A few times a year I get a chance to go fishing on the Oyster River for catch-and-release trout but in the fall I make my way to the mouth of the river to hook a few pinks on the fly.
Since I fly fish, it’s more of an experimentation to test out fly patterns and enjoy the day of fishing. In past years, during the heavy rain, I see people standing on the bridge and observing the flowing water. The Oyster River is alive and well due to the fact that members of the Oyster River Salmon Enhancement Society volunteer their countless hours to preserve the salmon in the river.
My fishing friend, Ed Cargill from Campbell River, phoned me up and mentioned that we should drive out to the Oyster River and take a look. We headed south and would find Hamm Road and follow the signs to the parking area. We walked in because it was Sunday and the gate was closed. The trails are well marked and you can see the work that the Salmon River Enhancement Society is doing to maintain salmon stocks on the river.
We found a spot on the river that you can see the various pools and noticed little rings on the calm water. It wasn’t rain, it was salmon fry. In addition to the Salmon River mainstream, there are various rearing channels that are active with fry and bugs.

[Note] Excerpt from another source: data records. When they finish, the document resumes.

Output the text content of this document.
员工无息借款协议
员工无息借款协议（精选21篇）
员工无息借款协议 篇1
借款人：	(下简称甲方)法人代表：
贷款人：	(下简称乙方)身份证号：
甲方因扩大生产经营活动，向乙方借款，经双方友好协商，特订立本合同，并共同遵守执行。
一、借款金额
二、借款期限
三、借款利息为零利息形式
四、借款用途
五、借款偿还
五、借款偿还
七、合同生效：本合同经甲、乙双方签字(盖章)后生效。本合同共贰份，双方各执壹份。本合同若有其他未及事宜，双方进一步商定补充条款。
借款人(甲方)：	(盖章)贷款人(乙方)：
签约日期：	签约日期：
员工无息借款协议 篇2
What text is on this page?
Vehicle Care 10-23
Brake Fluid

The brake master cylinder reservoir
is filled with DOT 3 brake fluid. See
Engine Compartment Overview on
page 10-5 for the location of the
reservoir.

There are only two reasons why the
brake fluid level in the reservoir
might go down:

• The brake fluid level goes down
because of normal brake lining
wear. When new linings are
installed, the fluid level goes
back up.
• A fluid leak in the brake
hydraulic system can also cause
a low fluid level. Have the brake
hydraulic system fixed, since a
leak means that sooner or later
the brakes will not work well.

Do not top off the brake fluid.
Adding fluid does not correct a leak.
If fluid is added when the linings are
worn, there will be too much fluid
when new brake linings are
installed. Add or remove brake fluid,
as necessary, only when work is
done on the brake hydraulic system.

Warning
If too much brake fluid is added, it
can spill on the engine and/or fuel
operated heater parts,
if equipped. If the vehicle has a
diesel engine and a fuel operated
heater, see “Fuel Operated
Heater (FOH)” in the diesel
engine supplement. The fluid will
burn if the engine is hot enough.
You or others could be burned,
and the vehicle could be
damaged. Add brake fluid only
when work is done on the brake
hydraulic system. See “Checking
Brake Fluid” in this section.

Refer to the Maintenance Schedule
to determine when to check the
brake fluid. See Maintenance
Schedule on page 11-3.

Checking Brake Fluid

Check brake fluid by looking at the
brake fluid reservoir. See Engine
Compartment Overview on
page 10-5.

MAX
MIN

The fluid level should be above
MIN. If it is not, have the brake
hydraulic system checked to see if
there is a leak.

The water boatman insects were all over in the shallow pools. The pinks were also around, even the spawning cycle is coming to an end. The next salmon to arrive will be coho and chum.
When you drive across the main bridge, you can observe the water levels and drive down to the parking area across from the pub, which is not operating. The driveway is now blocked off with no parking allowed.
When it comes to fly fishing on the Oyster, I take my waders, fly rod and fly box and walk in to wet some flies. From the parking area it’s a short walk to the estuary and in days to come, you will see the beaches lined with fly fishers trying to hook coho. If you drive along the old Island Highway, the various beaches from Union Bay to Campbell River will have anglers waist deep in water throwing out lures and fly patterns.
The fall stocking of local freshwater lakes is complete and I will have a report next week on what is working at the moment to increase your chances of getting a nice trout.
I am getting reports of a few steelhead being caught but they are incidental catches but the steelies are around in both the Campbell and Salmon River. Remember there is no retention of any species of trout in local river systems and all hooks are single barbless.
Since Monday is a holiday, more anglers will be out on the rivers and salt water spending time enjoying sport fishing around Campbell River.